Elon Musk’s takeover has prompted some celebrities to say they’ll leave Twitter. Here’s how to deactivate your account and protect your data.

  • Elon Musk’s long-awaited purchase of Twitter was finally completed last week.
  • The deal is expected to bring changes to the platform, including charges for some services and looser moderation.
  • Read on to see how to deactivate your Twitter account, and protect your data on the site.

The protracted saga of Elon Musk’s takeover of Twitter finally came to a close last week when the billionaire entrepreneur completed a $44 billion deal to buy the social media site.

As the world’s richest person took charge, news swirled about Musk’s ideas to shake things up, with reports that the site’s verification process will be dramatically changed, and staff complaining of being asked to take on longer hours to make the changes as fast as possible.

Musk has also promised changes to the type of content allowed on Twitter, leading many to believe that it could become a space for extreme viewpoints to thrive.

In the aftermath of the takeover, a number of celebrities, including “Bridgerton” creator Shonda Rhimes and musician Sara Bareilles have announced they are leaving the platform, while NBA legend LeBron James urged Musk to address the “scary AF” surge in N-word use.

Author Stephen King also said he’d leave the site if Musk introduced a rumored $20 monthly charge to remain verified.

Following Musk’s takeover, Insider has compiled a list of ways Twitter users can protect their data on the site, and deactivate their account if they want to leave.

Data sharing

Twitter is free – for now, at least – but made over $5 billion in revenue last year. 89% of this came from advertising and the rest was from data licensing. You can’t stop Twitter entirely from tracking you, but you can limit the information the platform cleans from you.

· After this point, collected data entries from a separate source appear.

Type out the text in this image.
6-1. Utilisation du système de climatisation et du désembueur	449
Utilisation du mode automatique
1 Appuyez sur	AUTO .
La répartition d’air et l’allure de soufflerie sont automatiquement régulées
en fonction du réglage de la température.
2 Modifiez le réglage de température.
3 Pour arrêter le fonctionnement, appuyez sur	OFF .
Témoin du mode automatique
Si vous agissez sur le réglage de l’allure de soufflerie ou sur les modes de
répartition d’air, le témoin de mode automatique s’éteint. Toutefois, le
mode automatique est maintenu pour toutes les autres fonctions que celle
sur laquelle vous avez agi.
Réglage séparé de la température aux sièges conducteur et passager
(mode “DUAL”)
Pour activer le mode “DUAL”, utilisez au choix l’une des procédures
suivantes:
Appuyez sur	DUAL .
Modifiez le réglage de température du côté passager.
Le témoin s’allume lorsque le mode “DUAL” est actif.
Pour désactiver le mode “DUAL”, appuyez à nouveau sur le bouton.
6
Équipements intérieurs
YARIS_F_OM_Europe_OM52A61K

By heading to the “Settings and privacy” tab under “Settings” on the left hand side of your Twitter feed, then going to “Privacy and safety” and scrolling down to “Data sharing and personalization,” you’ll find a few things you can opt out of.

Under “Ad preferences” you can turn off “Personalized ads,” and under “Inferred identity,” you can stop Twitter from using your information from other websites and devices off the platform.

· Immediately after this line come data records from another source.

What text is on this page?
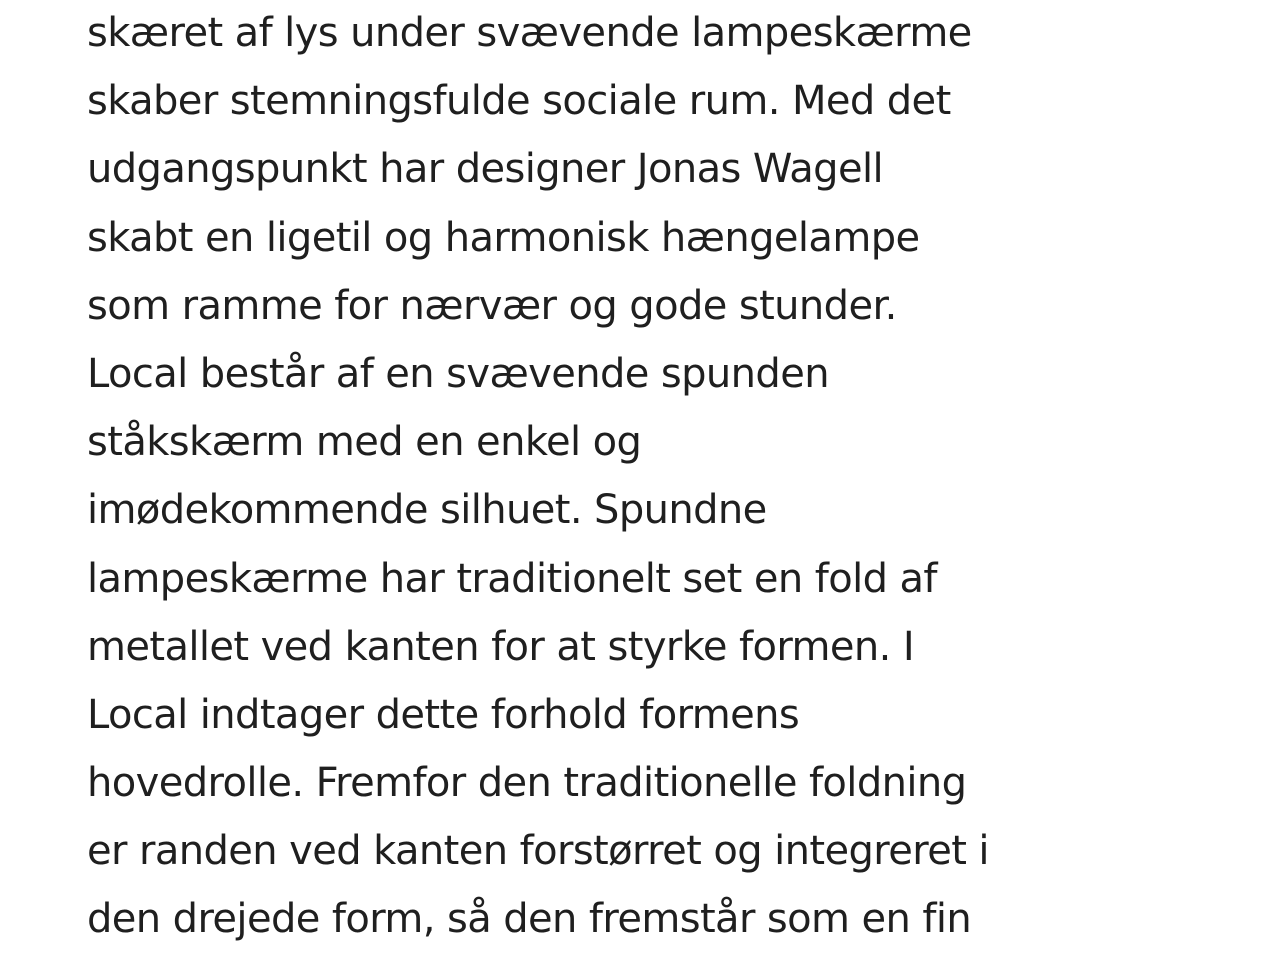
skæret af lys under svævende lampeskærme
skaber stemningsfulde sociale rum. Med det
udgangspunkt har designer Jonas Wagell
skabt en ligetil og harmonisk hængelampe
som ramme for nærvær og gode stunder.
Local består af en svævende spunden
ståkskærm med en enkel og
imødekommende silhuet. Spundne
lampeskærme har traditionelt set en fold af
metallet ved kanten for at styrke formen. I
Local indtager dette forhold formens
hovedrolle. Fremfor den traditionelle foldning
er randen ved kanten forstørret og integreret i
den drejede form, så den fremstår som en fin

Un-checking “Data sharing with business partners” also prevents the app from giving your information to other companies.

Privacy

Musk has previously described himself as a “free speech absolutist,” and announced plans for a Twitter moderation council with “widely diverse viewpoints” to make decisions about what can be said on the platform.

If you want to be less visible on Twitter, one easy way is to make your account private. From “Privacy and safety,” go to “Audience and tagging” and check “Protect your tweets” to do so.

The “Privacy and safety” tab also allows you to mute certain words and accounts to prevent them from appearing on your feed, under “Mute and block.”

You might also want to make sure that you haven’t been sharing your location while tweeting.

Under the “Your tweets” tab, check that the “Add location information to your tweets” is unchecked, and click the button underneath to remove any information previously shared.

Back ups

If you’re weighing up whether or not you should leave Twitter, you should consider backing up your tweets and other data in case you change your mind.

Go to “Settings,” then “Your account,” click “Download an archive of your data” and enter your password to request a ZIP file of your account information. You’ll get a notification when it is ready to download.

Deleting tweets

Twitter only lets you delete one tweet at a time, which could take some time if you’ve been on the site for a while. Instead, websites like Tweetdelete.net allow you to start fresh and delete all your tweets, or just those older than a week.

It can also delete all your likes, which are publicly visible.

Deactivation

Time to say goodbye once and for all? Go to the “Deactivate your account” tab in settings.